Wir haben die letzten Jahre konstant jedes Jahr sieben 5. Klassen mit je 32 - 33 Schüler/innen (dazu sag ich lieber nix). Macht also so ungefähr 230 Kinder. Jetzt läuft grade Abitur ... über 150 Kollegiaten/ Kollegiatinnen. Als die in der 5. waren, hatten wir allerdings nur sechs 5. Klassen mit maximal 30 Kindern, also 180.
Von 180 machen also jetzt 150 Abitur ... lieber BLLV ... wie war das, es schaffen nur 60% der Schüler, die den Übertritt wagen, das Abitur? Und da sind die noch gar nicht eingerechnet, die nach der 10. Klasse auf die FOS gingen und nun schon ihr Fachabitur haben.
Unser Elternbeirat hat kürzlich einen Umfrage bei den Eltern durchgeführt. 85% (Unterstufe) - 75% (obere Mittelstufe) der Kinder kommen mit 2 Stunden für Hausaufgabe und Lernen täglich zurecht.
Nachhilfe wird in Anspruch genommen, jedoch (da hab ich die Zahlen jetzt nicht im Kopf) weniger als ich dachte und meist nur punktuell.

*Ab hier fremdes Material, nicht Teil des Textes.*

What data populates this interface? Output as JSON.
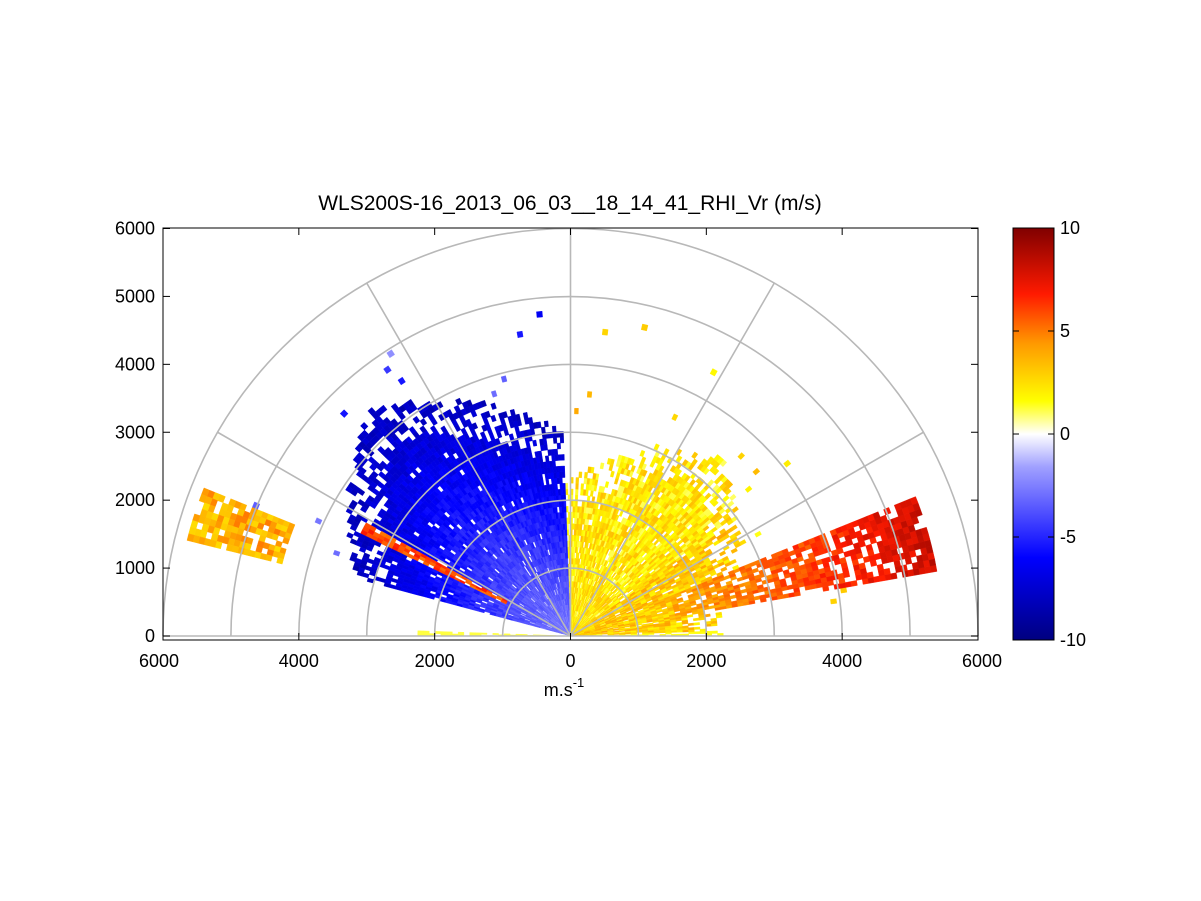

Ich sehe relativ wenige Kinder, die "trotz aller Bemühen an den hohen Hürden" scheitern. Dafür leider eine ganze Menge Kinder - und auch Eltern - die es nicht für nötig erachten, dass Hausaufgaben gewissenhaft erledigt werden, Unterrichtsmaterialien dabei sind und ablenkende Gegenstände ausgeschaltet in der Schultasche sind.
So ... das war jetzt die Gegendarstellung ... mit sicherheit auch "ideologisch" gefärbt. Die Wahrheit liegt wohl irgendwo in der Mitte, aber mit solchen Pauschalurteilen und monokausalen Erklärungen kommen wir nicht weiter.